On Monday, Republican U.S. Sen. Susan Collins of Maine joined Republican U.S. Sen. Bill Cassidy of Louisiana to unveil their proposal to replace the Affordable Care Act.
Collins says the Patient Freedom Act of 2017 would give states and patients more choices and increase access to quality, affordable health care. But advocates in Maine say the devil’s in the details, and at this point, it’s not clear whether the proposal can live up to its promises.
The Patient Freedom Act offers states three choices. Option No. 1: keep the Affordable Care Act, along with its subsidies, Medicaid expansion and individual and employer mandates. Skipping ahead to option No. 3, states could forego any federal involvement with health insurance. In between is option No. 2, which Collins suspects will be the most popular.
“Which we call the default option,” she says.
The default option would give states federal money to enroll people who can’t access health insurance into a standard plan. These would be high-deductible plans with basic pharmaceutical coverage, plus some preventive care.
“It would be financed through health savings accounts,” Collins says.
The federal government would help states fund these health savings accounts by providing the same amount of money they qualify for under the Affordable Care Act, including for Medicaid expansion.
“Whether or not they have chosen to do so,” Collins says.
The Patient Freedom Act would maintain consumer protections, like allowing children to stay on their parents’ insurance until age 26, ban lifetime limits on insurance policies and prohibit discrimination against people with pre-existing conditions. Collins says her bill would also prevent a gap in coverage because the law would be phased in by 2020.
“In fact, our goal is to expand coverage to those nearly 30 million Americans who still don’t have coverage under the Affordable Care Act,” she says.

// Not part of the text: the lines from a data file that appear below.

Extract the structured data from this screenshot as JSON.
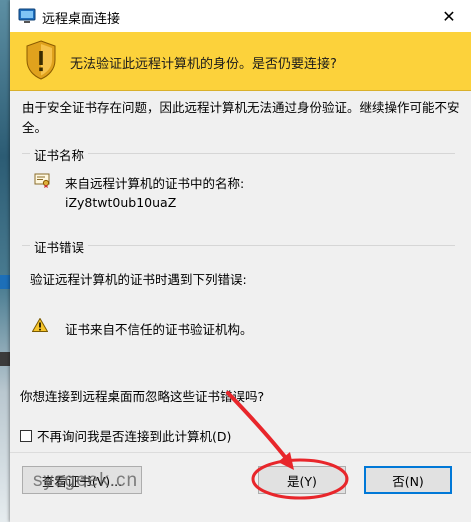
{
  "window": {
    "title": "远程桌面连接",
    "close_glyph": "✕"
  },
  "banner": {
    "message": "无法验证此远程计算机的身份。是否仍要连接?",
    "icon": "shield-warning-icon",
    "color": "#fcd23b"
  },
  "description": "由于安全证书存在问题，因此远程计算机无法通过身份验证。继续操作可能不安全。",
  "certificate_name_group": {
    "label": "证书名称",
    "from_label": "来自远程计算机的证书中的名称:",
    "name": "iZy8twt0ub10uaZ",
    "icon": "certificate-icon"
  },
  "certificate_error_group": {
    "label": "证书错误",
    "intro": "验证远程计算机的证书时遇到下列错误:",
    "errors": [
      "证书来自不信任的证书验证机构。"
    ],
    "icon": "warning-icon"
  },
  "question": "你想连接到远程桌面而忽略这些证书错误吗?",
  "dont_ask": {
    "label": "不再询问我是否连接到此计算机(D)",
    "checked": false
  },
  "buttons": {
    "view_cert": "查看证书(V)...",
    "yes": "是(Y)",
    "no": "否(N)"
  },
  "watermark": "sysgeek.cn",
  "annotation_color": "#e8262b"
}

By covering more people, plus cost transparency provisions in the bill, Collins says the Patient Freedom Act will also help stem soaring health care costs, which the Affordable Care Act has failed to do.
But Emily Brostek of Consumers for Affordable Health Care says there are still too many unknowns about Collins’ proposal.
“What are we looking at? Because the ACA has, for all its faults, set a pretty high bar,” she says.
Brostek wants to see hard numbers that show the default plan would actually provide more, better coverage. While she’s glad to see a concrete proposal that recognizes everyone should have a basic level of coverage, she isn’t clear how that would work.
How would people enroll, she asks. And how high will their premiums and deductibles be? Along with the flexibility this proposal gives states, Brostek says, may come some risks.
“Is there some kind of guardrail that would ensure states aren’t making things worse for people?” she says.
Democratic state Rep. Drew Gattine, who has served as co-chair of Maine’s Health and Human Services Committee, wonders whether this proposal will ultimately shift some of the federal government’s costs back to states.
“It’s got some elements of per-capita caps and block grants, and I just worry that, knowing that we have an aging population and some growing health care needs among people with disabilities, and obviously we have this awful opioid and heroin crisis, I just think we need to look very carefully at these types of proposals,” he says.
A spokeswoman for Maine’s Department of Health and Human Services did not respond to requests for comment. Republican state Sen. Eric Brakey, the co-chair of Maine’s Health and Human Services Committee, issued a written statement saying he’s encouraged by Collins’ plan, which “puts states and free market competition at the forefront of determining what works best for the little guy.”
Collins says she knows that her proposal is not perfect, and that she is open to refinements. But she says she hopes that elements of the Patient Freedom Act will prove attractive enough to win over the eight Democratic votes it needs to get through the Senate.